Anthology opened on November 30, 1970, at the Joseph Papp's Public Theater Building with Jerome Hill as its sponsor. After Hill's death in 1974, Anthology relocated to 80 Wooster Street in SoHo. Pressed by the need for more adequate space, it acquired its present home, a former municipal courthouse, in 1979. Under the guidance of the architects Raimund Abraham and Kevin Bone and at a cost of $1,450,000, the building was adapted to house two motion picture theaters, a reference library, a film preservation department, offices, and a gallery, opening to the public on October 12, 1988.

In 1998, New York University film students began NewFilmmakers, which became a popular weekly series having screened many thousands of documentary, short, and feature films. Films that have played in this series include David Maquiling's Too Much Sleep (1997), Daniel Myrick and Eduardo Sánchez's The Blair Witch Project (1999), Matthew James Sheridan's Wrestlemaniac (2006), Lucas Elliot Eberl's Choose Connor (2007), Usher Morgan's Prego (2015) and Christonikos Tsalikis' I Am Here (2016).

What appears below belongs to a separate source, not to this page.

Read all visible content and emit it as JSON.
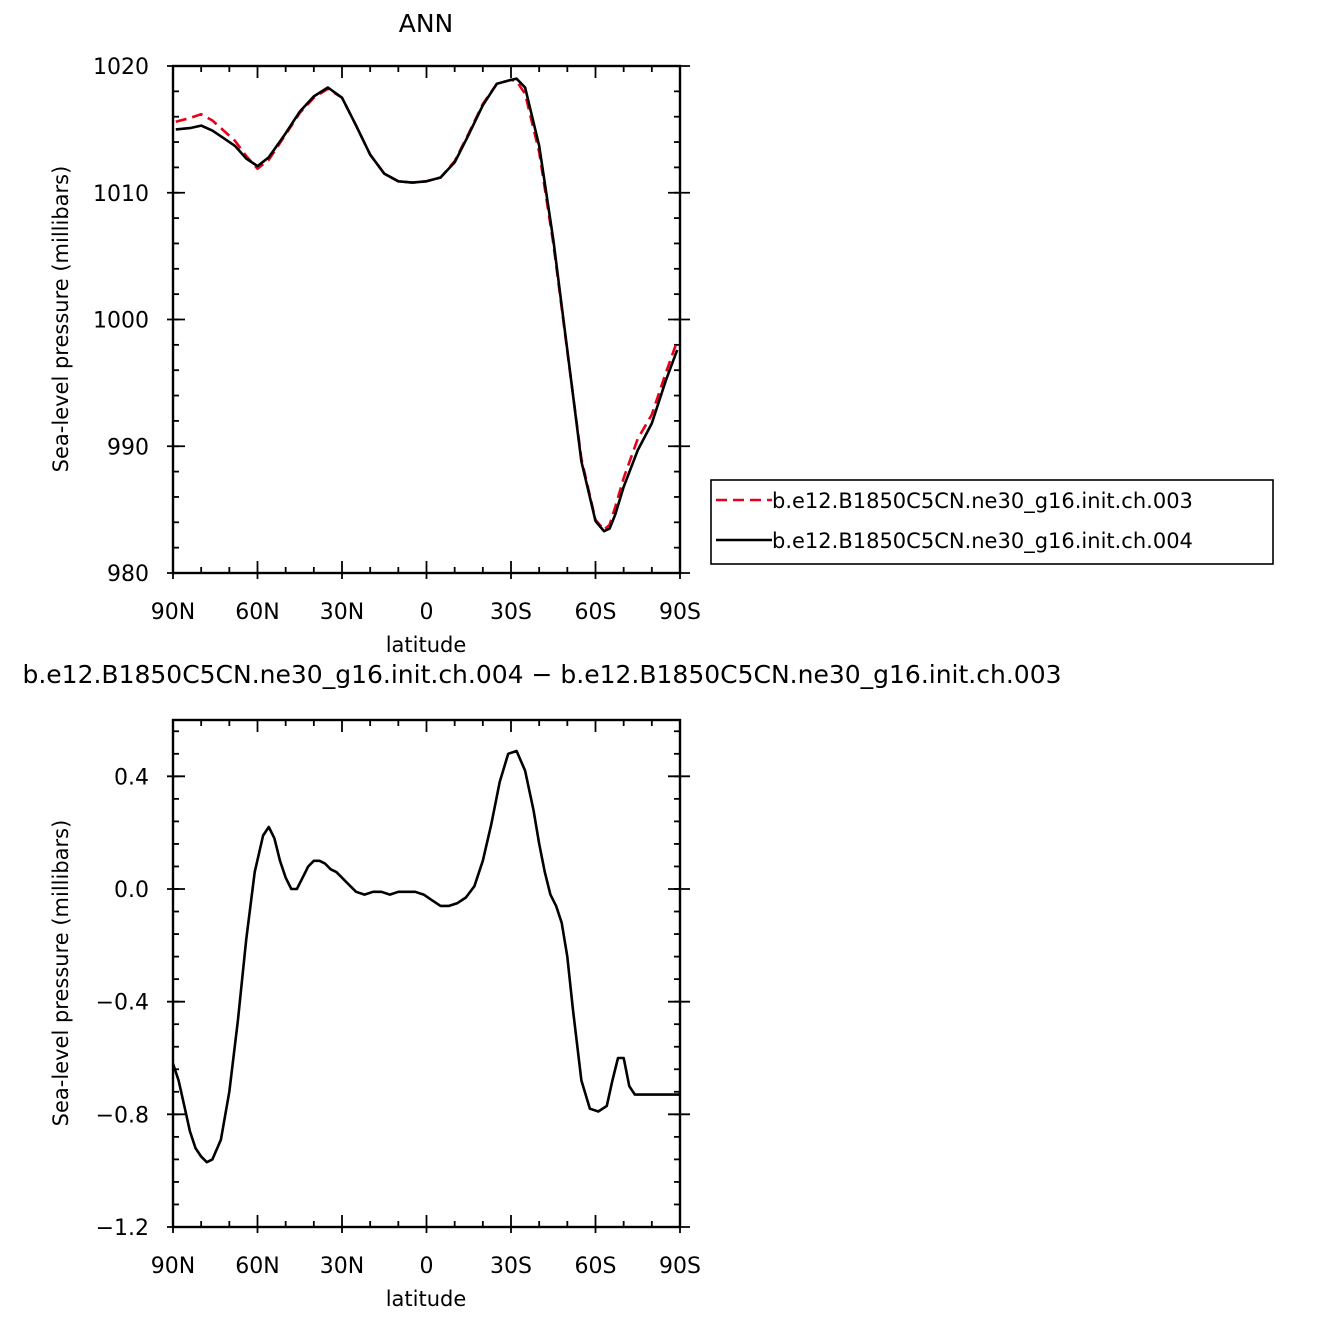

==Programs and collections==
Anthology Film Archives screens nearly 1,000 public programs annually; features weekly in-person appearances by artists with their work; and publishes historical and scholarly books and catalogs. Anthology maintains an invaluable collection of approximately 20,000 films and 5,000 videotapes and preserves 25-35 films each year with more than 900 titles preserved to date. Anthology's research library holds the world's largest collection of paper materials documenting the history of American and international film and video as art, and is accessed weekly by students, scholars, researchers, writers, artists, and curators.

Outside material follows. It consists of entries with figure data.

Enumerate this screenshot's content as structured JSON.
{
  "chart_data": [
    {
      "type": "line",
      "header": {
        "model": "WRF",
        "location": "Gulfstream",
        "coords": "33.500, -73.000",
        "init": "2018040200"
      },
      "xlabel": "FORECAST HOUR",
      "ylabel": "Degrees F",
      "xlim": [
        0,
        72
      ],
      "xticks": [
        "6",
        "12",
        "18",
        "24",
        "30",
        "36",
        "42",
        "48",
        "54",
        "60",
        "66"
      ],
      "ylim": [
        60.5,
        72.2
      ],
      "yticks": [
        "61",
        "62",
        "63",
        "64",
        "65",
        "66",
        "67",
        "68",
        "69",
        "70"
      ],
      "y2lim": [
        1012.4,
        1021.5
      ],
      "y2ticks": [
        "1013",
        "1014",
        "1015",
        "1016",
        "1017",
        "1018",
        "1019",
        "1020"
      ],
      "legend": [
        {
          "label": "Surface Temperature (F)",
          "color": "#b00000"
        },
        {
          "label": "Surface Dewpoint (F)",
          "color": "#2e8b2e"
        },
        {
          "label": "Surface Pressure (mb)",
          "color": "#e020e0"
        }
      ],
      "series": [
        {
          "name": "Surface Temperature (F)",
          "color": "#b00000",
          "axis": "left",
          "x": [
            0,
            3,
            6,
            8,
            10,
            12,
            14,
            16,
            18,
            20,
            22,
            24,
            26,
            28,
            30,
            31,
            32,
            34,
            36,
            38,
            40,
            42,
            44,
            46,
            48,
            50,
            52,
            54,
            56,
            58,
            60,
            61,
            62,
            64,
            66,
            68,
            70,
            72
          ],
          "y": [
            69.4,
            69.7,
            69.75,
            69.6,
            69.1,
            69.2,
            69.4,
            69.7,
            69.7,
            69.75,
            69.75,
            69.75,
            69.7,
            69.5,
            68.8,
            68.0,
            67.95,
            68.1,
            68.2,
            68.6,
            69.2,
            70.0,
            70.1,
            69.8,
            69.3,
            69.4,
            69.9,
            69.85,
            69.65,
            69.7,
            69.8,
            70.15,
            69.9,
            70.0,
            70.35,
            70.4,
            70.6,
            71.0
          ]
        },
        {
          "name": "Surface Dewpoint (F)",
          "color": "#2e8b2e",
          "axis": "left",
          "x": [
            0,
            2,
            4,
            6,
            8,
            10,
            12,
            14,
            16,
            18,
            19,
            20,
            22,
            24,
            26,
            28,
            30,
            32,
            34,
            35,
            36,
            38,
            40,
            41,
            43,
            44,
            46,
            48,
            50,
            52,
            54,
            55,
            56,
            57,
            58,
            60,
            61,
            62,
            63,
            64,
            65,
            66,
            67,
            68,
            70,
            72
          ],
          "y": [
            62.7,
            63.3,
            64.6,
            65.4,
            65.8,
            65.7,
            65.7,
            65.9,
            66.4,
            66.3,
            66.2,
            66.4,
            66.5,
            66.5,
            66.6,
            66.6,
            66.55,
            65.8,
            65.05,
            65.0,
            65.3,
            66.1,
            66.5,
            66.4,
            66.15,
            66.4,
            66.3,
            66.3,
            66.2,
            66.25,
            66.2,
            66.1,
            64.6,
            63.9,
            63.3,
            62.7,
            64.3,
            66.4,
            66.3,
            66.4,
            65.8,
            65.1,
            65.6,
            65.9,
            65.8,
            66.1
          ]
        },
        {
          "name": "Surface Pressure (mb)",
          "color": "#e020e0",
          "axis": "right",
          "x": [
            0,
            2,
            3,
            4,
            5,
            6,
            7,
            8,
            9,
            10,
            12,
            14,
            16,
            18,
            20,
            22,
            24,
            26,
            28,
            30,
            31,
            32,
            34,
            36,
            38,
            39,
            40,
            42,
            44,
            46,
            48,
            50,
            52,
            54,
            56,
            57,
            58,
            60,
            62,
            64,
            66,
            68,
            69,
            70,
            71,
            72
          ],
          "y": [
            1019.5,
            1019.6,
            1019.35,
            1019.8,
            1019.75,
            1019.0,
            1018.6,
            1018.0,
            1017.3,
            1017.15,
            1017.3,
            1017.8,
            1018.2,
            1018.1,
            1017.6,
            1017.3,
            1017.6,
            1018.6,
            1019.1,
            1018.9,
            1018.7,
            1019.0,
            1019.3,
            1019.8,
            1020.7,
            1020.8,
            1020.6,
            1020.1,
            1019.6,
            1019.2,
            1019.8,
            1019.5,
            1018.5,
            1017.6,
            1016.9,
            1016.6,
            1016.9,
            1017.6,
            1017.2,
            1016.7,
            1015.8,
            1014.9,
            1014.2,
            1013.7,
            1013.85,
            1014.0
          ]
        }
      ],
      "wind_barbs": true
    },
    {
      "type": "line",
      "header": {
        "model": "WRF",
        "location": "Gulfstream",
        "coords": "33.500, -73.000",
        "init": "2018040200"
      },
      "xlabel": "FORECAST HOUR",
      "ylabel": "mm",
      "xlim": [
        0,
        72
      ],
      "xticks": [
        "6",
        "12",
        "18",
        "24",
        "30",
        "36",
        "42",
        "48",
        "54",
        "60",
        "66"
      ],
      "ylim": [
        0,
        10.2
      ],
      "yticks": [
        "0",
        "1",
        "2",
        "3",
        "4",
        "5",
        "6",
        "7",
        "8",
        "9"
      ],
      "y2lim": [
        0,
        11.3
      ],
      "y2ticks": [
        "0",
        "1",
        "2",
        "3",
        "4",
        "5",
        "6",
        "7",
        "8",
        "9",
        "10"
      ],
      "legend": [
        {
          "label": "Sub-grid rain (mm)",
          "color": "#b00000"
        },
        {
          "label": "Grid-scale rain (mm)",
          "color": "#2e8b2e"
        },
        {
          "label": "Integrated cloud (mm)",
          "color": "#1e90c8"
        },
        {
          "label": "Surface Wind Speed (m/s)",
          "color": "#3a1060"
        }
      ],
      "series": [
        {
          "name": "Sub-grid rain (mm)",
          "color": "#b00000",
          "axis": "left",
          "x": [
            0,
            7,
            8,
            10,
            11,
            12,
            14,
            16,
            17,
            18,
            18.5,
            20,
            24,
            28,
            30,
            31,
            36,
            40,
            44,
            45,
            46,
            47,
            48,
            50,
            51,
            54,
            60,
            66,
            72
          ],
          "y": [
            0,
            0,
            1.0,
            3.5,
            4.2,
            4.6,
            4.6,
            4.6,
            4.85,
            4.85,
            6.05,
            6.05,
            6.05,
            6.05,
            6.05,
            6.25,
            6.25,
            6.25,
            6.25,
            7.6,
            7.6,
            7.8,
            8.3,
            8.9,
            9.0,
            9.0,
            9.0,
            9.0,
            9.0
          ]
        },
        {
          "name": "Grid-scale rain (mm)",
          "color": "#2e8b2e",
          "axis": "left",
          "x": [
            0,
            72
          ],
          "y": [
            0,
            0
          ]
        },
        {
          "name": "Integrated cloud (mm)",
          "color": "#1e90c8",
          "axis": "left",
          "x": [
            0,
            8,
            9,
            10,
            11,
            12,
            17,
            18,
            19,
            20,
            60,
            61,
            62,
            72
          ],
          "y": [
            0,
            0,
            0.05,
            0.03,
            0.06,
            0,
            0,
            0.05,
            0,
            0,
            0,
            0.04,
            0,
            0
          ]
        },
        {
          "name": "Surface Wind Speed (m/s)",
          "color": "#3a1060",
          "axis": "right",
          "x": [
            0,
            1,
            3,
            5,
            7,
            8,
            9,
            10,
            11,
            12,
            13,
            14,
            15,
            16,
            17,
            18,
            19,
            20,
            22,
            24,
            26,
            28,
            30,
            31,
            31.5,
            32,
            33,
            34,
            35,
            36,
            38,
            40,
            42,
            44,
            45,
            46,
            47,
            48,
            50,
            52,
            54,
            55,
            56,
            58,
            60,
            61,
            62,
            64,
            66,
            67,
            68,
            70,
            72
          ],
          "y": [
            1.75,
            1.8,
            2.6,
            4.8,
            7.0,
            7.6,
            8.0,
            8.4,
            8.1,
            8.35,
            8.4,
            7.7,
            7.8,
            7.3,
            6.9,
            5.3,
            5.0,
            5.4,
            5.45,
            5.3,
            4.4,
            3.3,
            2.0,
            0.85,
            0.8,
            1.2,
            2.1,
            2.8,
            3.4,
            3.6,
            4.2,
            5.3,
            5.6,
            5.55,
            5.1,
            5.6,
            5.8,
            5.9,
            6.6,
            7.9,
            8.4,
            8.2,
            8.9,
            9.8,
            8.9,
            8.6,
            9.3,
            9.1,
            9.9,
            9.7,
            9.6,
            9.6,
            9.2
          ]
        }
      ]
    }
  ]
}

== Notable artists represented in the collection ==

- Vito Acconci
- Peggy Ahwesh
- Kenneth Anger
- Bruce Baillie
- Ericka Beckman
- Jordan Belson
- Wallace Berman
- Edward Bland
- Lizzie Borden
- Stan Brakhage
- Robert Breer
- James Broughton
- Rudy Burckhardt
- Mary Ellen Bute
- Shirley Clarke
- Bruce Conner
- Tony Conrad
- Joseph Cornell
- Storm de Hirsch
- Manuel De Landa
- Maya Deren
- Robert Downey Sr.
- Ed Emshwiller
- Bradley Eros
- Abel Ferrara
- Fluxus
- Hollis Frampton
- Robert Frank
- Ernie Gehr
- Bette Gordon
- Dwinell Grant
- Alexander Hammid
- Hilary Harris
- Jerome Hill
- J. Hoberman
- Peter Hutton
- Ken Jacobs
- Joan Jonas
- Larry Jordan
- Marjorie Keller
- Peter Kubelka
- George Kuchar
- Mike Kuchar
- Frank Kuenstler
- George Landow
- Fernand Léger
- Alfred Leslie
- Helen Levitt
- Jeanne Liotta
- Len Lye
- Danny Lyon
- Willard Maas
- George Maciunas
- Gregory Markopoulos
- Jim McBride
- Taylor Mead
- Jonas Mekas
- Marie Menken
- Robert Nelson
- Nam June Paik
- Sidney Peterson
- Luther Price
- Ron Rice
- Hans Richter
- Lionel Rogosin
- Barbara Rubin
- Carolee Schneemann
- Paul Sharits
- Harry Smith
- Jack Smith
- Michael Snow
- Warren Sonbert
- Frank Stauffacher
- Amy Taubin
- Stan Vanderbeek
- Andy Warhol
- Joyce Weiland
- Jud Yalkut

==The building==
Manhattan Third District Magistrate's Courthouse and Jail, aka New Essex Market Courthouse, at 32 Second Avenue (aka 43-45 East 2nd Street), opened on April 30, 1919. The three-story brick and terra cotta building was designed in the Renaissance Revival style by Alfred Hopkins, author of a book on prison construction. The design replaced a more ambitious 1913 plan for a 14-story municipal tower.

One of the most notorious gang murders in a neighborhood then notorious for its gangs occurred outside the courthouse doors on August 28, 1923, when "Kid Dropper" was assassinated by gunman Louis Cohen.

The court relocated after February 1946, and the building became a youth center for the Police Athletic League. After 1948, the building was known as the Lower Manhattan Magistrate's Courthouse.

The building lies within the East Village/Lower East Side Historic District, designated by the New York City Landmarks Preservation Commission in 2012.

==In popular culture==
In the 2004 film Spider-Man 2, the Anthology Film Archives building was used as the exterior of Doctor Octopus' laboratory.